I glanced over to see Lily striding toward me.
“Stay back!” she ordered in a voice so definitive that even I was almost compelled to nod back. “You’ll not move from the midline, no matter the situation!”
Then she turned to address the others, her commands snapping out like whipcracks. “Kang, be ready! Alexia will most likely be the first target! Take her out of here as soon as you get the chance! Julia, hold the flank! Ray, support her and give Kang cover as he retreats, you’ll be on the offensive! Vince, on me! Defend me like your life is on the line, because it is!”
Vince immediately deployed his entire Arsenal, immediately going all out like he had never heard the concept of restraint. Yet, the confusion on his face was palpable as he stuttered, “But d-defend you from… what?”
The change in the atmosphere provided the answer before I could. There was a subtle shift in the air. Then a flicker of distortion in the space above us, like a heavy curtain quivering in a gale.
From the dying embers and the dispersing smoke of the explosion rose a presence, slow to manifest itself but impossible to ignore.
Even through the lingering fire and haze, the sheer spiritual pressure that spread from that spot was undeniable.
A suffocating weight fell over the entire valley, heavy with the stench of centuries of authority and unmitigated malice.
Finally, the smoke cleared completely and the silhouette of a disturbingly abominable creature was revealed.
The God Who Eats Is.
He was a towering figure — humanoid, or at least bipedal — of grey flesh mottled with rotten patches of sickly ochre.
Three elongated heads sat atop his neck and six arms sprouted from the sides of his torso in uneven pairs, each gripping a different primitive weapon.
Even standing at such a distance, I could feel the gravity of his presence pressing down on my shoulders, heavier than any burden someone of my level was ever meant to bear.
I felt everyone around me flinching in horror, their spirits buckling under that same divine — or unholy — pressure.
“O-Oh gods!” Ray gasped, his eyes wide and his mouth agape. “That’s the same creature that has been ambushing us all this time!”
Yeah.
Now that I had taken his Divine Mask off, our mental fog had cleared.
We could finally remember him without effort… remember the times he had snuck up to strike us in the dead of night when our guards were lowered, wearing us down bit by bit like a predator playing with its food.
And, for the record, he did not seem to like the fact that I had taken his mask off.
How could I tell?
Well, it was just a hunch at first.
But by the time all three of his mouths — two of which were previously moving in unison to continually chant something in a guttural, alien tongue while the center one was chewing on a thin, ethereal white thread — opened and let out a shrill cry that reverberated like a chalk dragging on a rough blackboard… I knew I wasn’t imagining it.
He really was pissed.
The sound wasn’t necessarily loud, but it hurt to listen.

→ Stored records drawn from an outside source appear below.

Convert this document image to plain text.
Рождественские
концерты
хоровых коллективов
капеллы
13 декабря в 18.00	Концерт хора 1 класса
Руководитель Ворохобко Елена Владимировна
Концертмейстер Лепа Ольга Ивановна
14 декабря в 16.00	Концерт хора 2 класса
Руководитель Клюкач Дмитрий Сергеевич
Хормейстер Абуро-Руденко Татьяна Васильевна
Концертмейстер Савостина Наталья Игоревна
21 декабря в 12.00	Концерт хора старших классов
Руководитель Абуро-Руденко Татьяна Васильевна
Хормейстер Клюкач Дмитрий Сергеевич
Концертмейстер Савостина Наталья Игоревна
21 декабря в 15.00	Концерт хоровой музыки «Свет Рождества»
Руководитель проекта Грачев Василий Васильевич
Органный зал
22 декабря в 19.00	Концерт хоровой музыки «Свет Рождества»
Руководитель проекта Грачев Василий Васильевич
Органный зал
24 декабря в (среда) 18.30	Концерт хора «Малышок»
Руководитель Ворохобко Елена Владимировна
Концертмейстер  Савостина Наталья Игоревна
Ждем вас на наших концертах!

It felt like fine knives being rubbed against the insides of my ears, rattling my nerves and sending tremors through my body.

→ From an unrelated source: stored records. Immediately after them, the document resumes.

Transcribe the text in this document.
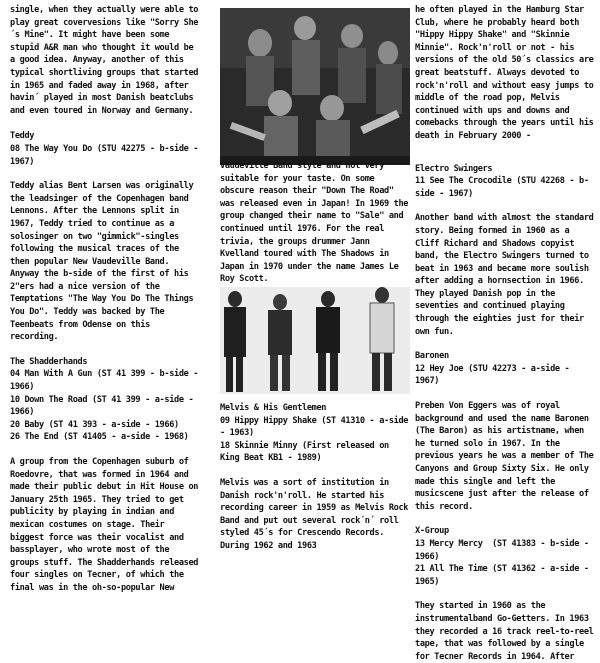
single, when they actually were able to play great covervesions like "Sorry She´s Mine". It might have been some stupid A&R man who thought it would be a good idea. Anyway, another of this typical shortliving groups that started in 1965 and faded away in 1968, after havin´ played in most Danish beatclubs and even toured in Norway and Germany.

Teddy

08 The Way You Do (STU 42275 - b-side - 1967)

Teddy alias Bent Larsen was originally the leadsinger of the Copenhagen band Lennons. After the Lennons split in 1967, Teddy tried to continue as a solosinger on two "gimmick"-singles following the musical traces of the then popular New Vaudeville Band. Anyway the b-side of the first of his 2"ers had a nice version of the Temptations "The Way You Do The Things You Do". Teddy was backed by The Teenbeats from Odense on this recording.

The Shadderhands

04 Man With A Gun (ST 41 399 - b-side - 1966)

10 Down The Road (ST 41 399 - a-side - 1966)

20 Baby (ST 41 393 - a-side - 1966)

26 The End (ST 41405 - a-side - 1968)

A group from the Copenhagen suburb of Roedovre, that was formed in 1964 and made their public debut in Hit House on January 25th 1965. They tried to get publicity by playing in indian and mexican costumes on stage. Their biggest force was their vocalist and bassplayer, who wrote most of the groups stuff. The Shadderhands released four singles on Tecner, of which the final was in the oh-so-popular New

Vaudeville Band style and not very suitable for your taste. On some obscure reason their "Down The Road" was released even in Japan! In 1969 the group changed their name to "Sale" and continued until 1976. For the real trivia, the groups drummer Jann Kvelland toured with The Shadows in Japan in 1970 under the name James Le Roy Scott.

Melvis & His Gentlemen

09 Hippy Hippy Shake (ST 41310 - a-side - 1963)

18 Skinnie Minny (First released on King Beat KB1 - 1989)

Melvis was a sort of institution in Danish rock'n'roll. He started his recording career in 1959 as Melvis Rock Band and put out several rock´n´ roll styled 45´s for Crescendo Records. During 1962 and 1963

he often played in the Hamburg Star Club, where he probably heard both "Hippy Hippy Shake" and "Skinnie Minnie". Rock'n'roll or not - his versions of the old 50´s classics are great beatstuff. Always devoted to rock'n'roll and without easy jumps to middle of the road pop, Melvis continued with ups and downs and comebacks through the years until his death in February 2000 -

Electro Swingers

11 See The Crocodile (STU 42268 - b-side - 1967)

Another band with almost the standard story. Being formed in 1960 as a Cliff Richard and Shadows copyist band, the Electro Swingers turned to beat in 1963 and became more soulish after adding a hornsection in 1966. They played Danish pop in the seventies and continued playing through the eighties just for their own fun.

Baronen

12 Hey Joe (STU 42273 - a-side - 1967)

Preben Von Eggers was of royal background and used the name Baronen (The Baron) as his artistname, when he turned solo in 1967. In the previous years he was a member of The Canyons and Group Sixty Six. He only made this single and left the musicscene just after the release of this record.

X-Group

13 Mercy Mercy  (ST 41383 - b-side - 1966)

21 All The Time (ST 41362 - a-side - 1965)

They started in 1960 as the instrumentalband Go-Getters. In 1963 they recorded a 16 track reel-to-reel tape, that was followed by a single for Tecner Records in 1964. After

It felt like my arms and legs were being stabbed by pins and needles.
It felt like my mind had been tossed into a running industrial juicer.
…It felt like hell.
And it wasn’t just affecting us. Dust and loose stones trembled also along the canyon floor, dancing to the frequency of the scream.
Even the distant trees on the ledges swayed without a breeze, their branches shivering as if they were trying to uproot themselves and run away.
Mercifully, the sound soon stopped as the God brought one of his many arms up and pulled the gnawed end of that glimmering thread from his center mouth.
He then began to wrap the torn strands around his joined fingers like a set of puppet strings.
As for who was his puppet?
We followed the ethereal thread as it stretched downward, glowing like moonlit silk against the darkened sky… leading directly to a black-haired boy slouched limply against the cliff wall to our far right.
The thread did not simply connect to the boy. It pierced his chest, sinking deep through his flesh and undoubtedly attaching itself to his very soul.